I'll come up with the ideas and you do the writing.
Now, I'm not listing these people within the very small group of other writers with whom I've collaborated. That's another issue entirely and worth a long essay in and of itself. But that's not what I'm talking about now.
After I'd sold my next novel and then a third these people kept popping up. I know why they pop up, but I can't explain why they would suppose I would find that their ideas could be as intriguing to me as the ones that occur to me without their input. I reckon it's their egos at work. Or maybe they're just dense. I can't say, exactly.

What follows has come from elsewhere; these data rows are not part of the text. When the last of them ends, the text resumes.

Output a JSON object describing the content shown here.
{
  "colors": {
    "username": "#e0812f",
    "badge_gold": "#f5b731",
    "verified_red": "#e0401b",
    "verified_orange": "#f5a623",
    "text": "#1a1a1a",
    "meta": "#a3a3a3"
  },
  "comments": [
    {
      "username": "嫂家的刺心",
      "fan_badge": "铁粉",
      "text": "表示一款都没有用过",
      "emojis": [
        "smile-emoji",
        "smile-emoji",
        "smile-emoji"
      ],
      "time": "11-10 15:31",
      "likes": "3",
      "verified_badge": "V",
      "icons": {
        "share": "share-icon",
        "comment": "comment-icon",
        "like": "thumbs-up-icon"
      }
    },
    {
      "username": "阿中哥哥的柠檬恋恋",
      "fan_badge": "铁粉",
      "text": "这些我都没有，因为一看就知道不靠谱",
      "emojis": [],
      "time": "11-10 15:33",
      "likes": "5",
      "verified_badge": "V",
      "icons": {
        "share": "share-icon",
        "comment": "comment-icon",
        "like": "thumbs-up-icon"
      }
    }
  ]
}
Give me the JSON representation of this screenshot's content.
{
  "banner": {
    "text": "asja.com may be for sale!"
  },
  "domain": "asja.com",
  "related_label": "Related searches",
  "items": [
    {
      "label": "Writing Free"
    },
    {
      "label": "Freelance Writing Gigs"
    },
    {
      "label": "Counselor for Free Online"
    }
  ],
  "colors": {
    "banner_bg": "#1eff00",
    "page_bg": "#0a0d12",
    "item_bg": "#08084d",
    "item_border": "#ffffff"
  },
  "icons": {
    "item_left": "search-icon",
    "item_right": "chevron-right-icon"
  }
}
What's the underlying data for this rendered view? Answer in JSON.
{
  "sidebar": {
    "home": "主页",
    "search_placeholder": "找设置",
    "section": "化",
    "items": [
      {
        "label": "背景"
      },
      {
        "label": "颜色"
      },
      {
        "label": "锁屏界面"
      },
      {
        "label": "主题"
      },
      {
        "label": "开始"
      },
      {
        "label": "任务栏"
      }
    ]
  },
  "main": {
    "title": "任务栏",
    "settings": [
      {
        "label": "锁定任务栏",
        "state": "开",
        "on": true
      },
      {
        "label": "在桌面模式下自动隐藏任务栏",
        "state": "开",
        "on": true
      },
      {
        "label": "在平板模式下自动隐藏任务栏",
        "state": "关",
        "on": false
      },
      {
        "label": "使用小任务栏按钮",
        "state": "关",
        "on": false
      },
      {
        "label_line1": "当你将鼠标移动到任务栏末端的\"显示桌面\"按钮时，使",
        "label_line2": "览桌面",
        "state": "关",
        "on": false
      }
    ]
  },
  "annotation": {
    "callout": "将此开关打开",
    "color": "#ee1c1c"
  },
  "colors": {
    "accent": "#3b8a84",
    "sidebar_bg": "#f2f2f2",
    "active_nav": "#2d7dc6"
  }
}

When the news broke that I'd optioned THE FLOCK to Don Murphy and John Wells through Warner Brothers, things got even worse. People I hadn't spoken to in years phoned me up to tell me that they, too, had a great idea that would make a fantastic movie. And sometimes before I could object or turn the conversation they would commence to telling me their great idea in all of its glory (not!). Adults would act like adolescents, spilling out ridiculous tripe as if it were spun literary gold. I would sit and listen or, if I was on the phone, I'd get back to what I was doing, checking from time to time to see if they were still babbling. Sometimes this would go on for a LONG time before I could cut myself loose.
If I was lucky they wouldn't want to tell me too much about their great idea, but instead would ask me to put them in touch with my agent. Or to give them the phone number and email address of the producers who'd optioned my novel.
I'm telling you that I'm not making this stuff up. It happened and it continues to happen.
These guys--most of them are men, but a few are women--would tell me about how they were tired of making their living doing whatever it is they do, and that they want to get into the big money by selling their ideas to Hollywood.
Oh, well. I guess I shouldn't complain. This does mean that I have reached a modest level of near-success that makes me the target of the pained desperation of some poor souls. That's why I'm just generally quiet when they do this embarrassing thing. I try not to let on what fools they're making of themselves and how much of my time they're wasting. It's all rather sad. I try to explain to them that there's nothing I can do to help and that I'm not going to put them in touch with agencies or producers or screenwrights, and that I can't help them write anything myself because I'm far too busy with work that's all mine.
How about this? I'll come up with the ideers, and you do the writin'!